Fighter - Christina Aguilera

 


1. Back to school

 

Sono distesa su una collinetta ricoperta da un prato verdissimo con qualche ciuffo di fiorellini qua e la.
Sono appoggiata con la schiena ad un albero che grazie alla sua folta chioma mi ripara dal sole quasi accecante.
Il cielo è azzurro come non lo era mai stato, senza la minima presenza di nuvole.
L’ipod fa scorrere le mie canzoni preferite nella mia testa attraverso le cuffiette.
Il vento mi soffia sulla pelle rinfrescandomi.
Attorno a me c’è la pace totale: nessun rumore, nessuna strada asfaltata, nemmeno una presenza inopportuna.
Solo io, il mio ipod e la vista di un bellissimo prato verde cosparso di fiori colorati.
 Tutto è così semplicemente tranquillo.
Tutto è così semplicemente perfetto.
Tutto è così semplicemente troppo perfetto.
Mi sento al settimo …
Driiiiiiiin – Driiiiiiiiiiiiiiin!!
Come non detto : era solo un sogno!
Il suono assillante della sveglia mi fece alzare di scatto la testa dal letto.
Come al solito il ritorno alla realtà dopo un sogno così bello e rilassante era traumatico.

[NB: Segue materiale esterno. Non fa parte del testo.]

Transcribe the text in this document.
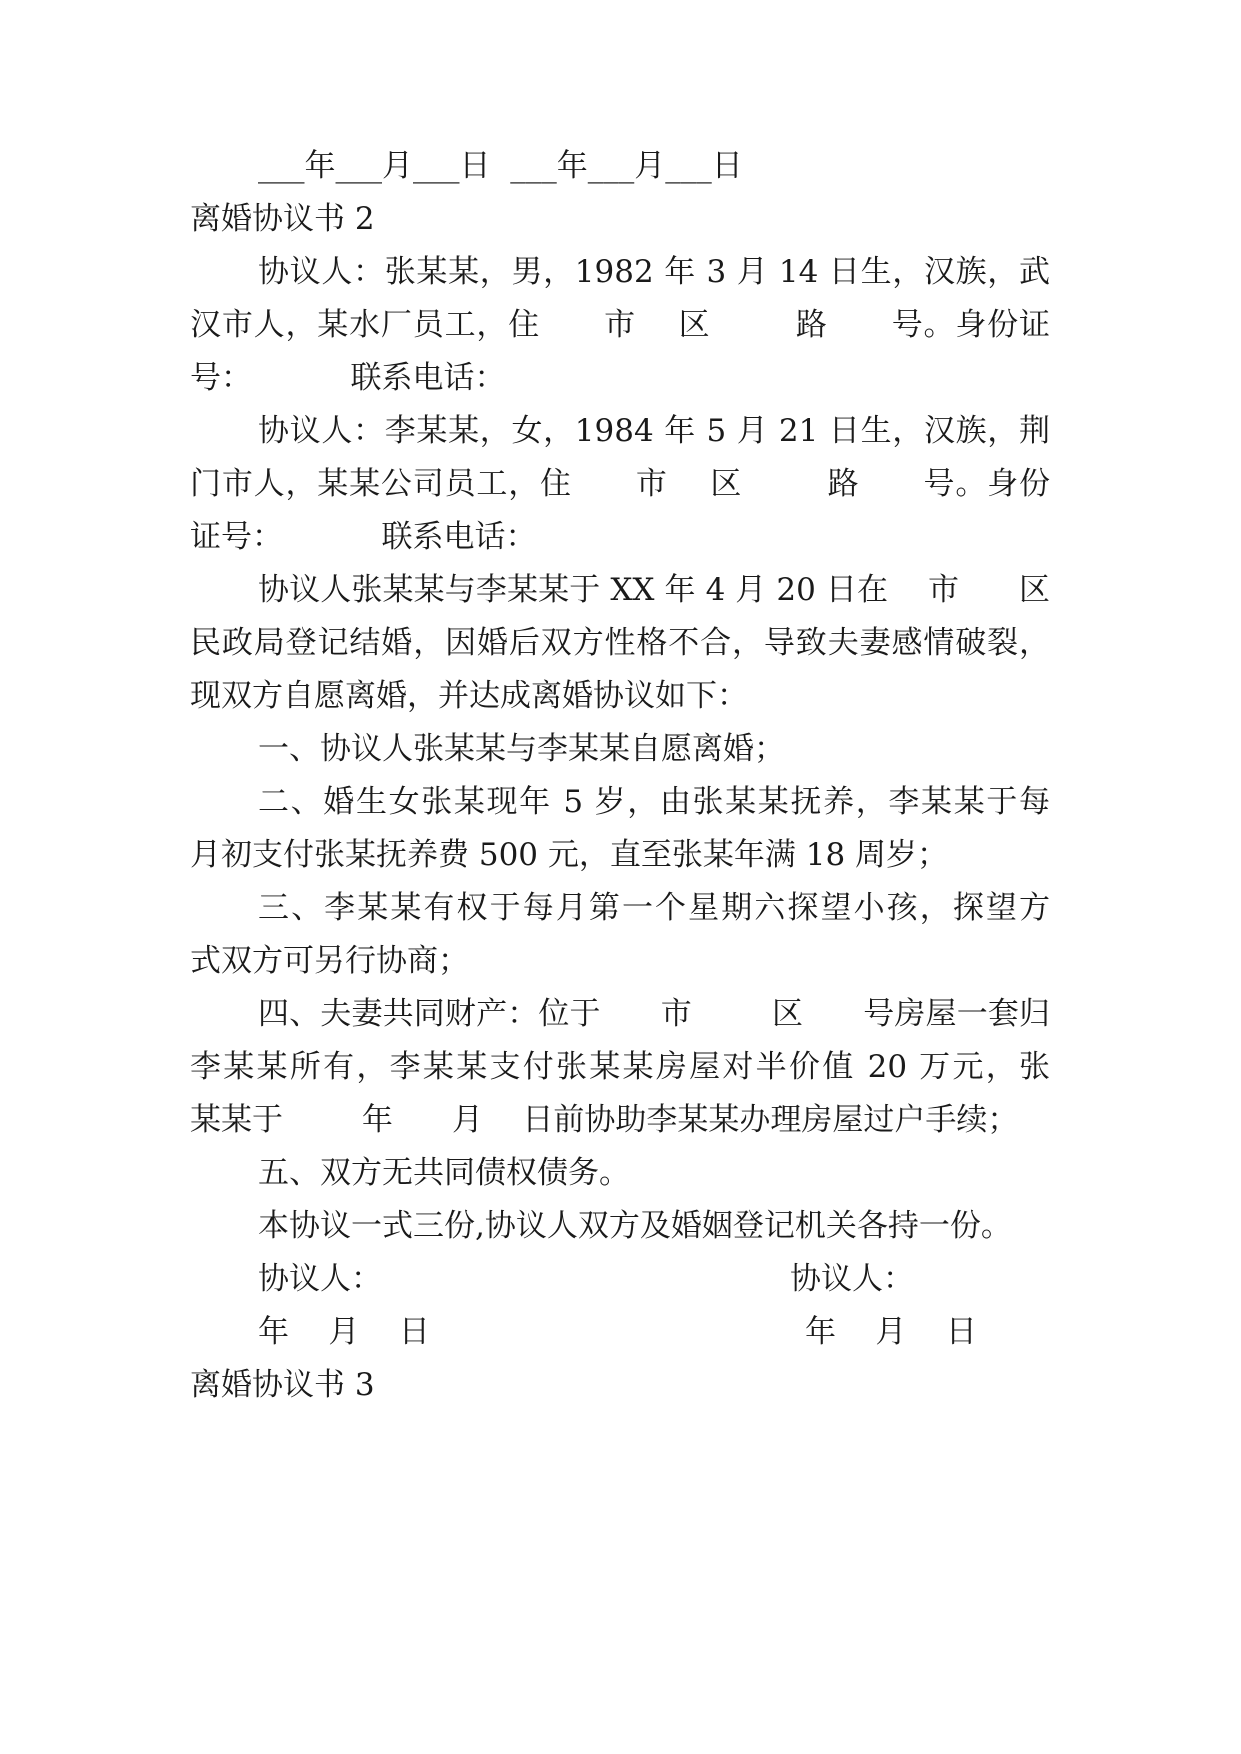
___年___月___日  ___年___月___日
离婚协议书 2
协议人：张某某，男，1982 年 3 月 14 日生，汉族，武
汉市人，某水厂员工，住      市    区        路      号。身份证
号：          联系电话：
协议人：李某某，女，1984 年 5 月 21 日生，汉族，荆
门市人，某某公司员工，住      市    区        路      号。身份
证号：          联系电话：
协议人张某某与李某某于 XX 年 4 月 20 日在    市      区
民政局登记结婚，因婚后双方性格不合，导致夫妻感情破裂，
现双方自愿离婚，并达成离婚协议如下：
一、协议人张某某与李某某自愿离婚；
二、婚生女张某现年 5 岁，由张某某抚养，李某某于每
月初支付张某抚养费 500 元，直至张某年满 18 周岁；
三、李某某有权于每月第一个星期六探望小孩，探望方
式双方可另行协商；
四、夫妻共同财产：位于      市        区      号房屋一套归
李某某所有，李某某支付张某某房屋对半价值 20 万元，张
某某于        年      月    日前协助李某某办理房屋过户手续；
五、双方无共同债权债务。
本协议一式三份,协议人双方及婚姻登记机关各持一份。
协议人：	协议人：
年    月    日	年    月    日
离婚协议书 3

Ma che ci vuoi fare, dopo diciotto anni di vita credo di aver capito anche io che la realtà non potrà mai essere esattamente come la vedremmo in un sogno.
Ed ho pure capito che rifugiarsi nei sogni, seppur bello, è una cosa impossibile.

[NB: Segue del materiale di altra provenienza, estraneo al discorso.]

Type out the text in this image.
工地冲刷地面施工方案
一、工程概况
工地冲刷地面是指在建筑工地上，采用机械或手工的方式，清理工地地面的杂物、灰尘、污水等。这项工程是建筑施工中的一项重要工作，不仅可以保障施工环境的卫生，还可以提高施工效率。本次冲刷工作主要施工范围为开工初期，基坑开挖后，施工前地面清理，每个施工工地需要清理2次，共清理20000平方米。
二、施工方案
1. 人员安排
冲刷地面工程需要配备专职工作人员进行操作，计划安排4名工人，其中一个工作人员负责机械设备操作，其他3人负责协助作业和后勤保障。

Perciò non mi restò altro che alzare il culo da quel letto così dannatamente morbido, caldo ed accogliente e dirigermi verso il bagno a mò di zombie.

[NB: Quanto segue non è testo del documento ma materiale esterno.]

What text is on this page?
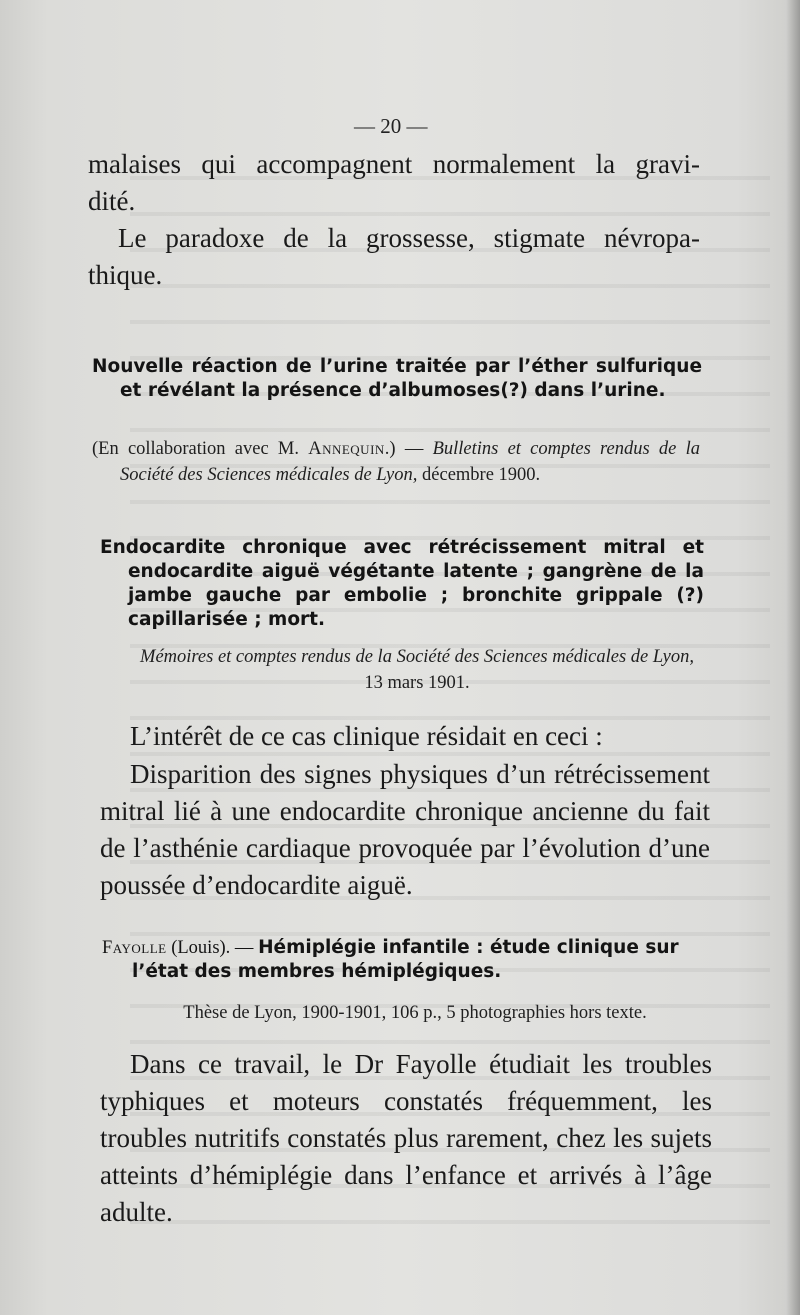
— 20 —
malaises qui accompagnent normalement la gravi-
dité.
Le paradoxe de la grossesse, stigmate névropa-
thique.
Nouvelle réaction de l’urine traitée par l’éther sulfurique et révélant la présence d’albumoses(?) dans l’urine.
(En collaboration avec M. Annequin.) — Bulletins et comptes rendus de la Société des Sciences médicales de Lyon, décembre 1900.
Endocardite chronique avec rétrécissement mitral et endocardite aiguë végétante latente ; gangrène de la jambe gauche par embolie ; bronchite grippale (?) capillarisée ; mort.
Mémoires et comptes rendus de la Société des Sciences médicales de Lyon, 13 mars 1901.
L’intérêt de ce cas clinique résidait en ceci :
Disparition des signes physiques d’un rétrécissement mitral lié à une endocardite chronique ancienne du fait de l’asthénie cardiaque provoquée par l’évolution d’une poussée d’endocardite aiguë.
Fayolle (Louis). — Hémiplégie infantile : étude clinique sur l’état des membres hémiplégiques.
Thèse de Lyon, 1900-1901, 106 p., 5 photographies hors texte.
Dans ce travail, le Dr Fayolle étudiait les troubles typhiques et moteurs constatés fréquemment, les troubles nutritifs constatés plus rarement, chez les sujets atteints d’hémiplégie dans l’enfance et arrivés à l’âge adulte.
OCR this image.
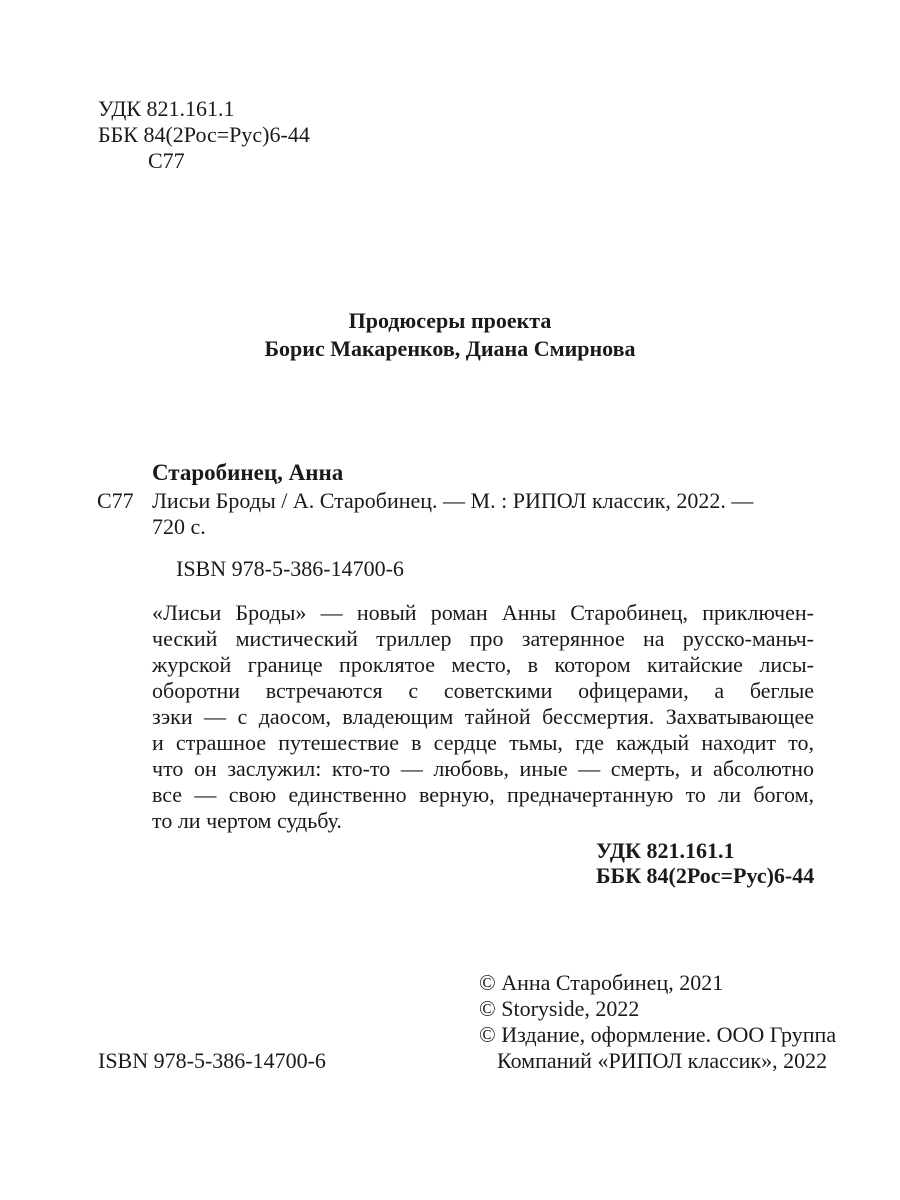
УДК 821.161.1
ББК 84(2Рос=Рус)6-44
С77
Продюсеры проекта
Борис Макаренков, Диана Смирнова
Старобинец, Анна
С77 Лисьи Броды / А. Старобинец. — М. : РИПОЛ классик, 2022. —
720 с.
ISBN 978-5-386-14700-6
«Лисьи Броды» — новый роман Анны Старобинец, приключен-
ческий мистический триллер про затерянное на русско-маньч-
журской границе проклятое место, в котором китайские лисы-
оборотни встречаются с советскими офицерами, а беглые
зэки — с даосом, владеющим тайной бессмертия. Захватывающее
и страшное путешествие в сердце тьмы, где каждый находит то,
что он заслужил: кто-то — любовь, иные — смерть, и абсолютно
все — свою единственно верную, предначертанную то ли богом,
то ли чертом судьбу.
УДК 821.161.1
ББК 84(2Рос=Рус)6-44
© Анна Старобинец, 2021
© Storyside, 2022
© Издание, оформление. ООО Группа
Компаний «РИПОЛ классик», 2022
ISBN 978-5-386-14700-6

Mi preparai come tutte le mattine alla cavolo: una insaponata alla faccia, una veloce spazzolata ai lunghi capelli rossi, un po’ di mascara sulle ciglia ed un filo quasi invisibile di matita sotto gli occhi.
Già, non ero una di quelle tipe particolarmente ossessionate dall’aspetto esteriore, anzi sinceramente me ne fregavo altamente.
E al diavolo tutta la gente che mi diceva “Ma sii un po’ più femminile! Metti sempre quei felponi che ti coprono tutta!”.
Si. Che vadano al diavolo! Mi rifiuto di rispecchiare il prototipo di ragazza di diciotto anni, tutta perfetta, carina e sorridente.
Per la disgrazia di coloro che mi devono vedere tutti i giorni io non sono affatto perfetta, carina e sorridente!
Comunque, in dieci minuti fui pronta per uscire di casa ed andare alla fermata del pullman.
«Violeeeeet!!!» Sentii il mio nome urlato da qualcuno non appena arrivai alla fermata, così mi voltai e vidi la mia migliore amica Sophie corrermi incontro con la tracolla piena di libri che le sballottava da una parte all’altra.
«Hei! Sophie! – controllai l’orologio – No. Non posso crederci. Sei puntuale!!! C’è ma ti rendi conto della gravità della situazione? Tu, puntuale!!! Tu?!?! Questo giorno è assolutamente da ricordare!»
«Ah ah – rise sarcastica – molto simpatica! Te l’avevo detto che quest’anno non ho più intenzione di farti perdere il pullman! E cara, io sono una donna di parola.» Disse con sguardo ammiccante.
Mi misi a ridere. «Oh mio Dio! C’è, ma che facce fai? Vuoi farmi morire dal ridere già di prima mattina?!?!»
« Di la verità, ti sono mancata quest’estate, è?? Come avrai fatto a sopravvivere tutto questo tempo senza una come me che ti vitalizza un po’ la giornata?! Io al tuo posto probabilmente sarei diventata una depressa alcolizzata!»
«E’ ovvio che mi sei mancata!! Non azzardarti mai più a stare via per tre mesi come hai fatto quest’estate! A meno che tu non voglia mettermi nella tua valigia. In quel caso potrei accettarlo. »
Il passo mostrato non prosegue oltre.